Norma recebeu uma placa comemorativa pelos serviços prestados à universidade. Os alunos do curso, André Albuquerque (bacharelado) e Matheus Cavalcante (licenciatura) fizeram a entrega solene. Segundo os organizadores, os anos de dedicação da professora ao curso e seu pioneirismo jamais serão esquecidos.
“A ideia, que ganhou corpo e emoção ao longo de quatro atos, nasceu do coração de quem viveu de perto a influência da homenageada”, disse Jhonatan Gomes Gadelha, que foi aluno de Norma na graduação. Ele contou que a mostra surgiu de uma entrevista feita com ela por ocasião do trabalho dele de conclusão de curso, em 2015. “As falas, os ensinamentos e as memórias compartilhadas por Norma naquele momento foram resgatadas e transformadas em movimento”, lembrou.
Gadelha explicou que as músicas que embalaram as coreografias autorais foram criadas com o auxílio de inteligência artificial. “Um encontro simbólico entre a tradição plantada pela pioneira e as ferramentas do futuro. O resultado foi uma apresentação carregada de bagagem emocional, autenticidade e reverência à história que se contava no palco.”
Mostra em 4 atos
A professora de Educação Física, Franciely Gomes Gonçalves, também ex-aluna de Norma, foi a mestre de cerimônias e guiou o público por uma narrativa que comparava a trajetória da homenageada ao crescimento de uma árvore: “A Pioneira: A Raiz (ato I), “A Transformadora: O Tronco” (ato II), “O Legado: Os Frutos” (ato III) e “Homenagem Final: O reconhecimento” (ato IV).
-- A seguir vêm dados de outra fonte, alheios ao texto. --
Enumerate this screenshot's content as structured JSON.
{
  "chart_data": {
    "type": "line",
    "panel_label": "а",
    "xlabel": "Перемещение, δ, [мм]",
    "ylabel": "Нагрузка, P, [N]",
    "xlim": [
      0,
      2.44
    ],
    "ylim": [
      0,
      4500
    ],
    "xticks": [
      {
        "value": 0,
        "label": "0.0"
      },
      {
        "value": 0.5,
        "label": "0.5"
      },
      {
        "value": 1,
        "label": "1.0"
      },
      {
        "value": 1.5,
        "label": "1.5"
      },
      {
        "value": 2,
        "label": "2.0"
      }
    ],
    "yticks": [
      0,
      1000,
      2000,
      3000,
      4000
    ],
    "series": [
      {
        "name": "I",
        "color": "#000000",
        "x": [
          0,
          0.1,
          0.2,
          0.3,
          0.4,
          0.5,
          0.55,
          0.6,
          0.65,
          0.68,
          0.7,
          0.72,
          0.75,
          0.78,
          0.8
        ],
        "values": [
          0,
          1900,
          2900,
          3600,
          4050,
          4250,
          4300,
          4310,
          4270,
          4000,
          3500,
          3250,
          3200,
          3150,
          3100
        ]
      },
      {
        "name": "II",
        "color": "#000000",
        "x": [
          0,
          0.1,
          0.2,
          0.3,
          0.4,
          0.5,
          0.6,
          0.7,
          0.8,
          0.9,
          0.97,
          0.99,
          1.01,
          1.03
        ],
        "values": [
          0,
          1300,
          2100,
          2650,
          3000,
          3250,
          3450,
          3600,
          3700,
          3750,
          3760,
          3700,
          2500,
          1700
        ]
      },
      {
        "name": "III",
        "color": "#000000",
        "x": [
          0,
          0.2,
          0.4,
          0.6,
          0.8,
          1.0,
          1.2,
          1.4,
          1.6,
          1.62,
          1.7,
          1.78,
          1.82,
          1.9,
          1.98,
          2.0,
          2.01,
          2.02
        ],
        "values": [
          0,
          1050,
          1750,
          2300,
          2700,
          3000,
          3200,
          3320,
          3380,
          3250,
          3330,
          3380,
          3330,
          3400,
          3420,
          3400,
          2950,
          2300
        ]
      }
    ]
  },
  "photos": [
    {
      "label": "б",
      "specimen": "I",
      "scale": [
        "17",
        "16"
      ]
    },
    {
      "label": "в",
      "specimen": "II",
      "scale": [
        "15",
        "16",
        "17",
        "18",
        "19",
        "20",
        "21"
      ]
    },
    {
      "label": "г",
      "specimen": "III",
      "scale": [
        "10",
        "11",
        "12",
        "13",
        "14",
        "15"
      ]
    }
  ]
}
O ato I trouxe depoimentos em vídeo e ao vivo, além de coreografias como “Homem com H” (com os 2º períodos de bacharelado e licenciatura) e “K Dance”, que homenageou os anos 1970. O ex-bolsista Kelvin Wesley subiu ao palco para saudar a professora. A escola de dança Adorai também marcou presença com as variações de Letícia e Rayelle Bianca, coreografadas por Caline Teodoro, e o carimbó foi apresentado pelo professor Jhon e pela aluna Kethelen.

O ato II contou com o depoimento ao vivo de Jhon Gomes, ex-aluno que seguiu carreira artística e acadêmica, narrando um momento específico que mudou sua trajetória. Ele também apresentou um solo de dança, seguido por coreografias da turma de licenciatura e uma performance de ginástica acrobática do 4º período.
No ato III foi exibido um vídeo em que os atuais alunos do curso de Educação Física refletiram sobre o que a dança significa em suas formações. As apresentações incluíram o Atelier Escola de Dança com “Entre o que Fica e o que Parte” (Ana Fonseca e Elias Daniel), o Estúdio de Artes Balancé com “Estrelas” (coreografia de Lucas Souza) e a Cia. de Dança Jhon Gomes, com outra versão de “Estrelas”. A escola Adorai retornou com “Sarça Ardente”, coreografada por Lívia Teodoro; os alunos do 2º período de bacharelado encerraram o ato.
No ato IV, após o ministério de dança Plenitude apresentar “Raridade”, música de Anderson Freire, a professora Shirley Regina subiu ao palco para oferecer palavras à homenageada. Em seguida, a mestre de cerimônias convidou Norma Tinoco a entrar em cena. Ao som de “Muda Tudo”, os alunos formaram um círculo ao redor da professora, cantando o refrão em coro.